UCUNDAN KULAĞINDAN MANİSA
Bayram sabahı erkenden kurbanı aldığımız çiftliğe gittik.
Son yıllarda İzmir, Manisa ve genel olarak da Türkiye'de hayvan kesim yerlerinde kurbanlıkların nasıl acı çektiğini görüyor, üzülüyordum. Otomatiğe bağlanmış gibi vekalet alıp hayvanı kesip kesilmeden önce ve sonra saatlerce hayvanı bekletmek...
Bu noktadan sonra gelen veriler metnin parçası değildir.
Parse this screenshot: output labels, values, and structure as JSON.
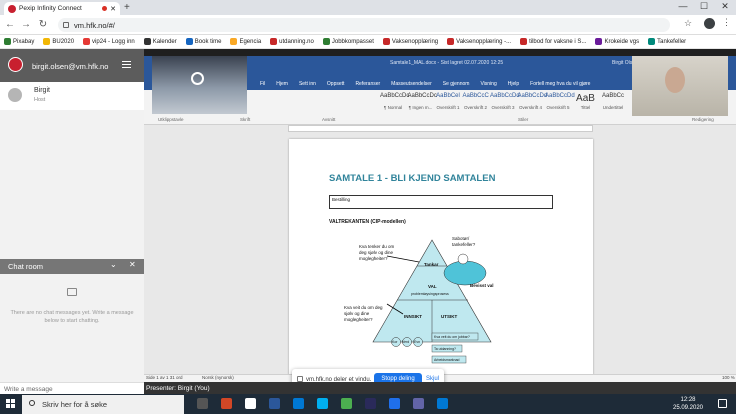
{
  "browser": {
    "tab_title": "Pexip Infinity Connect",
    "new_tab": "+",
    "url": "vm.hfk.no/#/",
    "window_controls": [
      "—",
      "☐",
      "✕"
    ]
  },
  "bookmarks": [
    {
      "label": "Pixabay",
      "color": "#2e7d32"
    },
    {
      "label": "BU2020",
      "color": "#f2b705"
    },
    {
      "label": "vip24 - Logg inn",
      "color": "#e53935"
    },
    {
      "label": "Kalender",
      "color": "#333333"
    },
    {
      "label": "Book time",
      "color": "#1565c0"
    },
    {
      "label": "Egencia",
      "color": "#f9a825"
    },
    {
      "label": "utdanning.no",
      "color": "#c62828"
    },
    {
      "label": "Jobbkompasset",
      "color": "#2e7d32"
    },
    {
      "label": "Vaksenopplæring",
      "color": "#c62828"
    },
    {
      "label": "Vaksenopplæring -...",
      "color": "#c62828"
    },
    {
      "label": "tilbod for vaksne i S...",
      "color": "#c62828"
    },
    {
      "label": "Krokeide vgs",
      "color": "#6a1b9a"
    },
    {
      "label": "Tankefeller",
      "color": "#00897b"
    }
  ],
  "sidebar": {
    "account": "birgit.olsen@vm.hfk.no",
    "participant_name": "Birgit",
    "participant_role": "Host",
    "chat_title": "Chat room",
    "chat_empty": "There are no chat messages yet. Write a message below to start chatting.",
    "chat_placeholder": "Write a message",
    "accent": "#c8202f"
  },
  "word": {
    "title": "Samtale1_MAL.docx - Sist lagret 02.07.2020 12:25",
    "user": "Birgit Olsen",
    "menu": [
      "Fil",
      "Hjem",
      "Sett inn",
      "Oppsett",
      "Referanser",
      "Masseutsendelser",
      "Se gjennom",
      "Visning",
      "Hjelp",
      "Fortell meg hva du vil gjøre"
    ],
    "styles": [
      {
        "preview": "AaBbCcDc",
        "name": "¶ Normal"
      },
      {
        "preview": "AaBbCcDc",
        "name": "¶ Ingen m..."
      },
      {
        "preview": "AaBbCel",
        "name": "Overskrift 1"
      },
      {
        "preview": "AaBbCcC",
        "name": "Overskrift 2"
      },
      {
        "preview": "AaBbCcDd",
        "name": "Overskrift 3"
      },
      {
        "preview": "AaBbCcDd",
        "name": "Overskrift 4"
      },
      {
        "preview": "AaBbCcDd",
        "name": "Overskrift 5"
      },
      {
        "preview": "AaB",
        "name": "Tittel"
      },
      {
        "preview": "AaBbCc",
        "name": "Undertittel"
      }
    ],
    "sections": [
      "Utklippstavle",
      "Skrift",
      "Avsnitt",
      "Stiler",
      "Redigering"
    ],
    "doc_title": "SAMTALE 1 - BLI KJEND SAMTALEN",
    "bestilling": "Bestilling",
    "val_title": "VALTREKANTEN (CIP-modellen)",
    "diagram": {
      "q1": "Kva tenker du om deg sjølv og dine moglegheiter?",
      "q2": "Sabotør/ tankefeller?",
      "tankar": "Tankar",
      "val": "VAL",
      "prosess": "problemløysingsprosess",
      "bevisst": "Bevisst val",
      "q3": "Kva veit du om deg sjølv og dine moglegheiter?",
      "innsikt": "INNSIKT",
      "utsikt": "UTSIKT",
      "c1": "Kor",
      "c2": "Verd",
      "c3": "Evn",
      "b1": "Kva veit du om jobbar?",
      "b2": "Ta utdanning?",
      "b3": "Arbeidsmarknad"
    },
    "status_left": "Side 1 av 1   31 ord",
    "status_lang": "Norsk (nynorsk)",
    "zoom": "100 %",
    "accent": "#2b579a"
  },
  "share": {
    "text": "vm.hfk.no deler et vindu.",
    "stop": "Stopp deling",
    "hide": "Skjul"
  },
  "presenter": "Presenter: Birgit (You)",
  "taskbar": {
    "search": "Skriv her for å søke",
    "time": "12:28",
    "date": "25.09.2020"
  }
}
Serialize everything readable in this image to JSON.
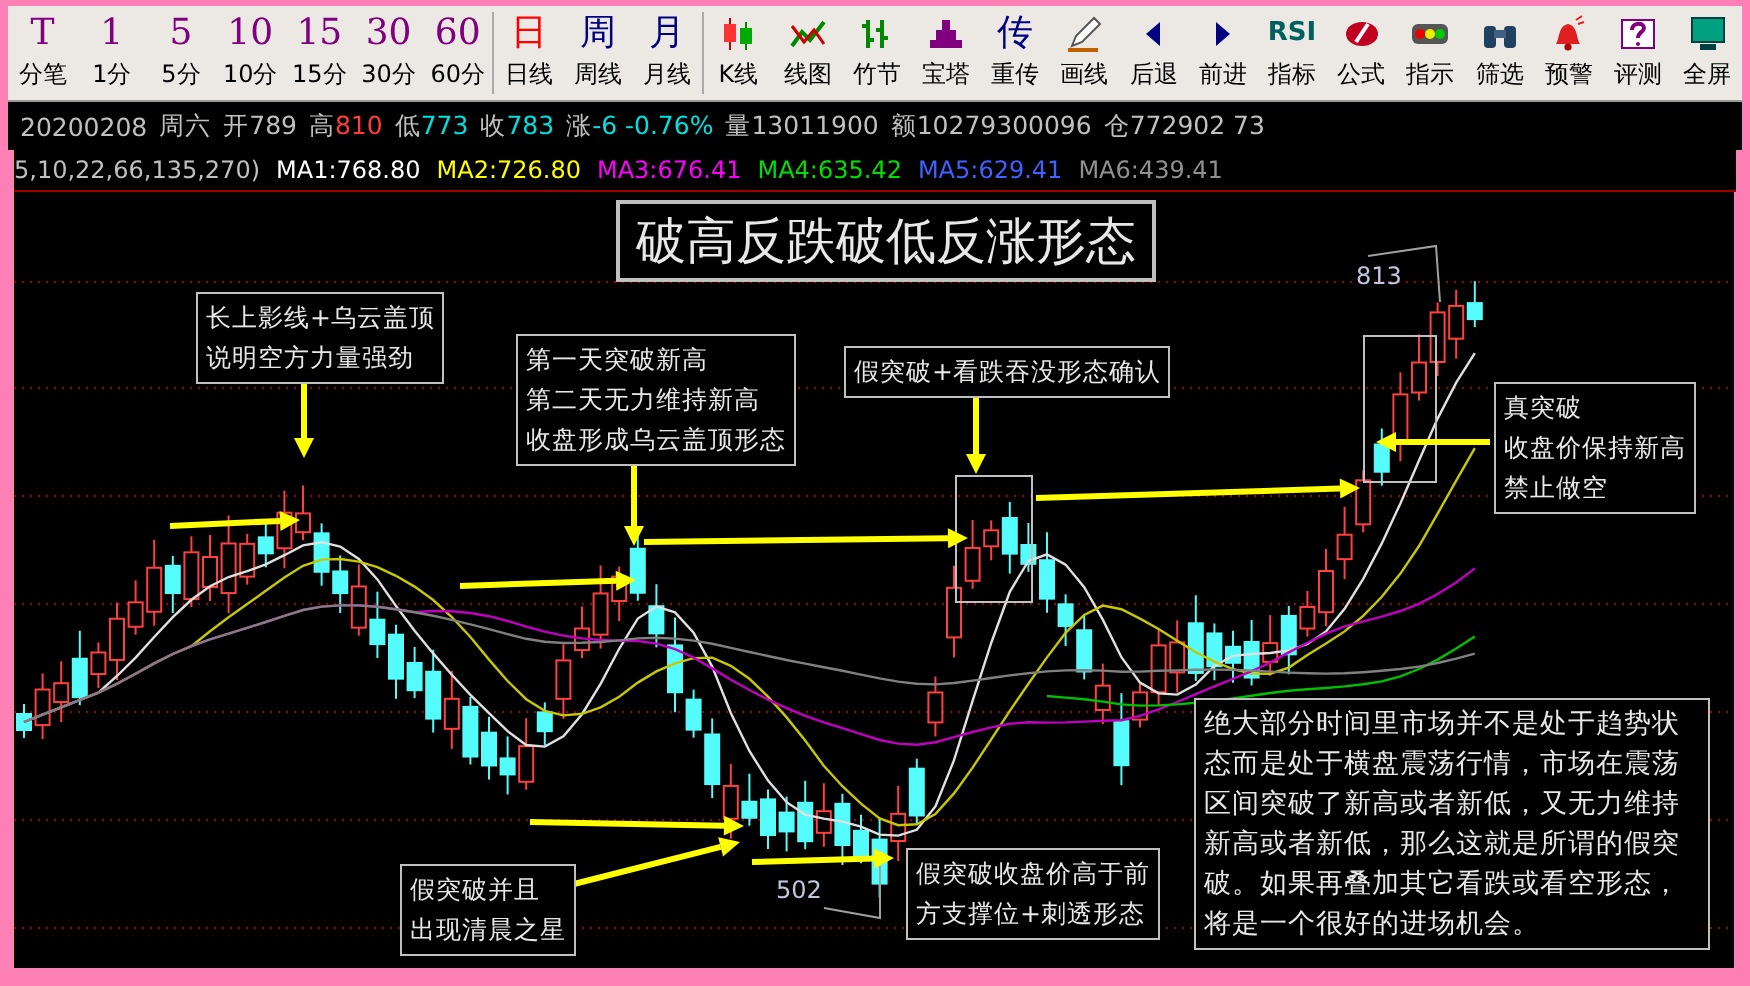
{
  "toolbar": [
    {
      "kind": "glyph",
      "glyph": "T",
      "label": "分笔",
      "color": "#800080"
    },
    {
      "kind": "glyph",
      "glyph": "1",
      "label": "1分",
      "color": "#800080"
    },
    {
      "kind": "glyph",
      "glyph": "5",
      "label": "5分",
      "color": "#800080"
    },
    {
      "kind": "glyph",
      "glyph": "10",
      "label": "10分",
      "color": "#800080"
    },
    {
      "kind": "glyph",
      "glyph": "15",
      "label": "15分",
      "color": "#800080"
    },
    {
      "kind": "glyph",
      "glyph": "30",
      "label": "30分",
      "color": "#800080"
    },
    {
      "kind": "glyph",
      "glyph": "60",
      "label": "60分",
      "color": "#800080"
    },
    {
      "kind": "glyph",
      "glyph": "日",
      "label": "日线",
      "color": "#ff0000"
    },
    {
      "kind": "glyph",
      "glyph": "周",
      "label": "周线",
      "color": "#000080"
    },
    {
      "kind": "glyph",
      "glyph": "月",
      "label": "月线",
      "color": "#000080"
    },
    {
      "kind": "icon",
      "label": "K线"
    },
    {
      "kind": "icon",
      "label": "线图"
    },
    {
      "kind": "icon",
      "label": "竹节"
    },
    {
      "kind": "icon",
      "label": "宝塔"
    },
    {
      "kind": "glyph",
      "glyph": "传",
      "label": "重传",
      "color": "#000080"
    },
    {
      "kind": "icon",
      "label": "画线"
    },
    {
      "kind": "icon",
      "label": "后退"
    },
    {
      "kind": "icon",
      "label": "前进"
    },
    {
      "kind": "glyph",
      "glyph": "RSI",
      "label": "指标",
      "color": "#006060"
    },
    {
      "kind": "icon",
      "label": "公式"
    },
    {
      "kind": "icon",
      "label": "指示"
    },
    {
      "kind": "icon",
      "label": "筛选"
    },
    {
      "kind": "icon",
      "label": "预警"
    },
    {
      "kind": "icon",
      "label": "评测"
    },
    {
      "kind": "icon",
      "label": "全屏"
    }
  ],
  "quote_bar": [
    {
      "label": "20200208",
      "color": "#c0c0c0"
    },
    {
      "label": "周六",
      "color": "#c0c0c0"
    },
    {
      "label": "开",
      "value": "789",
      "color": "#c0c0c0"
    },
    {
      "label": "高",
      "value": "810",
      "color": "#ff3c3c"
    },
    {
      "label": "低",
      "value": "773",
      "color": "#00e0e0"
    },
    {
      "label": "收",
      "value": "783",
      "color": "#00e0e0"
    },
    {
      "label": "涨",
      "value": "-6 -0.76%",
      "color": "#00e0e0"
    },
    {
      "label": "量",
      "value": "13011900",
      "color": "#c0c0c0"
    },
    {
      "label": "额",
      "value": "10279300096",
      "color": "#c0c0c0"
    },
    {
      "label": "仓",
      "value": "772902 73",
      "color": "#c0c0c0"
    }
  ],
  "ma_bar": {
    "prefix": "5,10,22,66,135,270)",
    "items": [
      {
        "label": "MA1:768.80",
        "color": "#ffffff"
      },
      {
        "label": "MA2:726.80",
        "color": "#ffff00"
      },
      {
        "label": "MA3:676.41",
        "color": "#ff00ff"
      },
      {
        "label": "MA4:635.42",
        "color": "#00e000"
      },
      {
        "label": "MA5:629.41",
        "color": "#4060ff"
      },
      {
        "label": "MA6:439.41",
        "color": "#909090"
      }
    ]
  },
  "chart": {
    "title": "破高反跌破低反涨形态",
    "price_labels": [
      "813",
      "502"
    ],
    "annotations": [
      {
        "kind": "lines",
        "lines": [
          "长上影线+乌云盖顶",
          "说明空方力量强劲"
        ]
      },
      {
        "kind": "lines",
        "lines": [
          "第一天突破新高",
          "第二天无力维持新高",
          "收盘形成乌云盖顶形态"
        ]
      },
      {
        "kind": "lines",
        "lines": [
          "假突破+看跌吞没形态确认"
        ]
      },
      {
        "kind": "lines",
        "lines": [
          "真突破",
          "收盘价保持新高",
          "禁止做空"
        ]
      },
      {
        "kind": "lines",
        "lines": [
          "假突破并且",
          "出现清晨之星"
        ]
      },
      {
        "kind": "lines",
        "lines": [
          "假突破收盘价高于前",
          "方支撑位+刺透形态"
        ]
      },
      {
        "kind": "paragraph",
        "text": "绝大部分时间里市场并不是处于趋势状态而是处于横盘震荡行情，市场在震荡区间突破了新高或者新低，又无力维持新高或者新低，那么这就是所谓的假突破。如果再叠加其它看跌或看空形态，将是一个很好的进场机会。"
      }
    ]
  }
}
Hijyenden uzak, manevi havanın olmadığı, herkesin biran önce kurban işini bitirmek istediği...
Yoğun bir koşuşturma içinde geçen yorucu bir ritüele dönen, o mübarek gün...
Burada geldiğimiz çiftlik inanılmaz derecede temiz ve duzenliydi. Çiftlikte diğer hayvan çiftliklerinin aksine, insanın genzini yakan pis koku, sinek ordusu yoktu. Kurbanlıklar tertemiz yıkanmış ,sevgiyle büyütülmüş, neşeli sesleriyle sanki bayramı kutluyorlardı.
Kurbanlıkları yetiştiren Naime Hanım, "Bu koçların hepsi elimde büyüdü. Hepsini ayrı sevdim. Hiç birine kıyamam. O yüzden biz kurbanlık koçumuzu başka yerden aldık" dedi.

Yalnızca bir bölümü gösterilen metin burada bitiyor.